I love you all!  Thank you so much for your support!

When your world is falling apart- seek a friend

My Publisher dropped me.

Wow.  I can’t believe I’m actually saying that.  I never thought I’d find myself in such a predicament but it’s true.

I found out the horrific news yesterday.  My publisher has narrowed its genres and what it will take based on what sells and sadly it’s everything I don’t write.

I write M/F Paranormal Erotic Romance and now I need to start the whole search process again for a new Publisher.  Either that or consider self-publishing; however, upon reviewing formatting requirements just to publish on Amazon, I looked at the paperwork, completely dumbfounded.  There are so many formatting requirements for self-publishing that I can’t imagine anyone actually does this.  I applaud those who do because I could actually feel my eyes rolling into the back of my head when I read everything I needed to do just to publish a book on my own.  Wow.

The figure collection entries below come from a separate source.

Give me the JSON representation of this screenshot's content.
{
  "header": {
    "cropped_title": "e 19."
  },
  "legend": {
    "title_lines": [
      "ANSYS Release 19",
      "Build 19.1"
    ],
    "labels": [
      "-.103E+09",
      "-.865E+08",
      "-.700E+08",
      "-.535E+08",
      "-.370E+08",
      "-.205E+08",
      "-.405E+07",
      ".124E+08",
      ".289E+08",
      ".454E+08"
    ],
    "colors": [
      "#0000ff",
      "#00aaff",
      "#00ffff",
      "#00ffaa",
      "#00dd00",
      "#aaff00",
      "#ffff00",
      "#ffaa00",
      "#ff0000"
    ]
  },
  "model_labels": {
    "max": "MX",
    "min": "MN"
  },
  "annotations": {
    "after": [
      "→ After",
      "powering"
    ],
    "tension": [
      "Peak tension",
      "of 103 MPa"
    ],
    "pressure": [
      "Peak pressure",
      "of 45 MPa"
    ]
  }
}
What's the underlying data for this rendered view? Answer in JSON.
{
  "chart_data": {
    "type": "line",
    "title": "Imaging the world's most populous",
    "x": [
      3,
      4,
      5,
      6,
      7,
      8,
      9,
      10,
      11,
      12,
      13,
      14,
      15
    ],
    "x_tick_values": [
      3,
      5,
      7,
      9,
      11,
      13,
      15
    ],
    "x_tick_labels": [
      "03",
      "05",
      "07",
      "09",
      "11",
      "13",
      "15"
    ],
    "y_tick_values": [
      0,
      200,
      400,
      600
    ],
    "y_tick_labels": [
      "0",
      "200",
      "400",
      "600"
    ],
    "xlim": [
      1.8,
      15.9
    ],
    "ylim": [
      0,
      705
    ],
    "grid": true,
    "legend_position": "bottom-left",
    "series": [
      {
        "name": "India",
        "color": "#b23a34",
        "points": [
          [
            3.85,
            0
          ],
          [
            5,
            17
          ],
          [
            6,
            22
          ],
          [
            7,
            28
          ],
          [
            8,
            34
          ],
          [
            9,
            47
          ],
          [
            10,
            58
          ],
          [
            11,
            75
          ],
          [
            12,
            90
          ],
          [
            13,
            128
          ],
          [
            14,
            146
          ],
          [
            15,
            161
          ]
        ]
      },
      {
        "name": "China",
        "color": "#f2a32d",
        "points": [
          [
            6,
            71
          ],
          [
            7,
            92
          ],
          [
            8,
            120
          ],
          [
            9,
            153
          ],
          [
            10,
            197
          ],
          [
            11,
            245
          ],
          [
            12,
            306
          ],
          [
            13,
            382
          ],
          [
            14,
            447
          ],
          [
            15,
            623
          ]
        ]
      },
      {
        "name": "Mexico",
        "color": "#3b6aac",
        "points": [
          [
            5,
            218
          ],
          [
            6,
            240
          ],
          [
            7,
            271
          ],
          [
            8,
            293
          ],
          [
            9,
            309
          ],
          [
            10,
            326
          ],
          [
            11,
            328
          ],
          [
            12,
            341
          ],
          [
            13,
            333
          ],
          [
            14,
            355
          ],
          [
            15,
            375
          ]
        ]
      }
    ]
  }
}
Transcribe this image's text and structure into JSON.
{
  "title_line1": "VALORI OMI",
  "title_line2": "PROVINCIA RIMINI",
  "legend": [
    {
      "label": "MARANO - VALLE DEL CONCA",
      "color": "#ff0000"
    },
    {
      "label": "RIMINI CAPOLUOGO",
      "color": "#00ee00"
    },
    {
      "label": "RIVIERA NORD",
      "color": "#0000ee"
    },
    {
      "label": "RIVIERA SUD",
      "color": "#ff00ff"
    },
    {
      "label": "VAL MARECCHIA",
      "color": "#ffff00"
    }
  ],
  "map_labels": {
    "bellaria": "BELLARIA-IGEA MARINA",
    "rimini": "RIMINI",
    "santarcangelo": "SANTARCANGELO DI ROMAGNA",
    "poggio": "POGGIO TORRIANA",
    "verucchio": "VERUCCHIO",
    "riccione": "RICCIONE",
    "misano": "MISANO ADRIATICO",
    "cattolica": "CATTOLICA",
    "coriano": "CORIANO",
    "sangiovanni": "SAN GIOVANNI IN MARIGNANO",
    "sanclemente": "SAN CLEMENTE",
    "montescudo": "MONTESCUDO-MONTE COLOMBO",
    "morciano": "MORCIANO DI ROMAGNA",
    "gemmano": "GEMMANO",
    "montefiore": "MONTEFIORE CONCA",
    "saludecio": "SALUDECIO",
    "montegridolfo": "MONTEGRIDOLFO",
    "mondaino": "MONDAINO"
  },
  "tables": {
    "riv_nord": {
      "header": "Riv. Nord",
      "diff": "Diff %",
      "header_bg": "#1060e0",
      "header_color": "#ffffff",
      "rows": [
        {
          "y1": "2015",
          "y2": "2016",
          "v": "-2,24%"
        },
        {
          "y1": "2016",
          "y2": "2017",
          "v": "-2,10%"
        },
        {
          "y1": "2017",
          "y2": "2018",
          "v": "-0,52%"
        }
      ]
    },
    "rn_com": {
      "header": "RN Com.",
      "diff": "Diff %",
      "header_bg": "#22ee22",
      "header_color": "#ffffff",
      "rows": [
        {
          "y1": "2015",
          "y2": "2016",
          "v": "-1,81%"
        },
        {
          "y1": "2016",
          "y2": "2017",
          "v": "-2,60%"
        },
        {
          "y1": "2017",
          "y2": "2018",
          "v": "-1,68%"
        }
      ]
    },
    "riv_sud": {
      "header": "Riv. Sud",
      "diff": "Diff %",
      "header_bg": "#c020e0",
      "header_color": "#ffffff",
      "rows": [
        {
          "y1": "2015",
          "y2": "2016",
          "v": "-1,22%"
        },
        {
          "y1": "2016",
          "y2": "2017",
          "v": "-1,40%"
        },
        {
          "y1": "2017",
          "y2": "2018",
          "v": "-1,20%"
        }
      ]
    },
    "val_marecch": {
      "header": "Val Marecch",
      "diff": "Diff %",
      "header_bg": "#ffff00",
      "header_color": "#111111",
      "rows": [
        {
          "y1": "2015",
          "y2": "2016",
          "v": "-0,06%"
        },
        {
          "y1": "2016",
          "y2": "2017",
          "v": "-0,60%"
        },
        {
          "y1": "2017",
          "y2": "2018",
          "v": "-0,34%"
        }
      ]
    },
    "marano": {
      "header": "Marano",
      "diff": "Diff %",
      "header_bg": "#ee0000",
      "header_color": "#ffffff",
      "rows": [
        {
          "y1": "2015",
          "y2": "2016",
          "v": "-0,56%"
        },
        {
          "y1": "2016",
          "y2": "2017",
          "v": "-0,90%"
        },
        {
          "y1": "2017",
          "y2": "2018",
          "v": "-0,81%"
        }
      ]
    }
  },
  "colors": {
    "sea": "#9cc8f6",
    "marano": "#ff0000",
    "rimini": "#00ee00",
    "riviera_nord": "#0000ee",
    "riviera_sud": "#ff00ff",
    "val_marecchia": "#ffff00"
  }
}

So, after one full day and going on another- of bouts of crying and bursting into full blown tears, I have come to accept my “rejection” status and am slowly seeking another home for my books.  I just sent my latest MS -which was under contract but is no longer being published due to the new rules- to a Publisher thirty minutes ago.  Keeping my fingers and toes crossed at this point.  I will be searching for more, entering into the tedious arena of seeking representation for not only this book but hopefully all my books, forever more.  Because going through what I’m going through now is not fun and I don’t want to experience this ever again.  It is downright scary to know you have no one to publish your books anymore and all because I want to write a beautiful, loving story that people will remember and not something that will make big bucks and big sales at the moment.  The interesting part is those types of stories may make instant money but they might not leave much of an impression on readers after the hedonistic fantasy is over with.

So, amidst all this personal chaos comes my friend and guru Michael, right in the nick of time.  He reminded me several days ago that he is with me “every step of the way”and now he is asking me not to cry, telling me this is all for a purpose and that the outcome is in my best interest.  The first emotion running through me when I received the devastating news was that I was all alone in a never ending blizzard, but because he’s such a good friend and he cares, he is reminding me that I am not alone and he is in it with me.

So when you go through chaos, as we all do at some point in our life, reach out for a friend, allow someone to hold you, remind you of your strength and don’t stop-keep going.  There are setbacks, yes, and it sucks.  What I’m going through I consider a challenge and a test but I will survive it even if I have to truly consider self-publishing.

Either way my next book, Apollo, The Guardian League, Book 3 will be published.  It will likely not be this year as my publisher projected and I had hoped but it will be at the right time and with the right Publisher.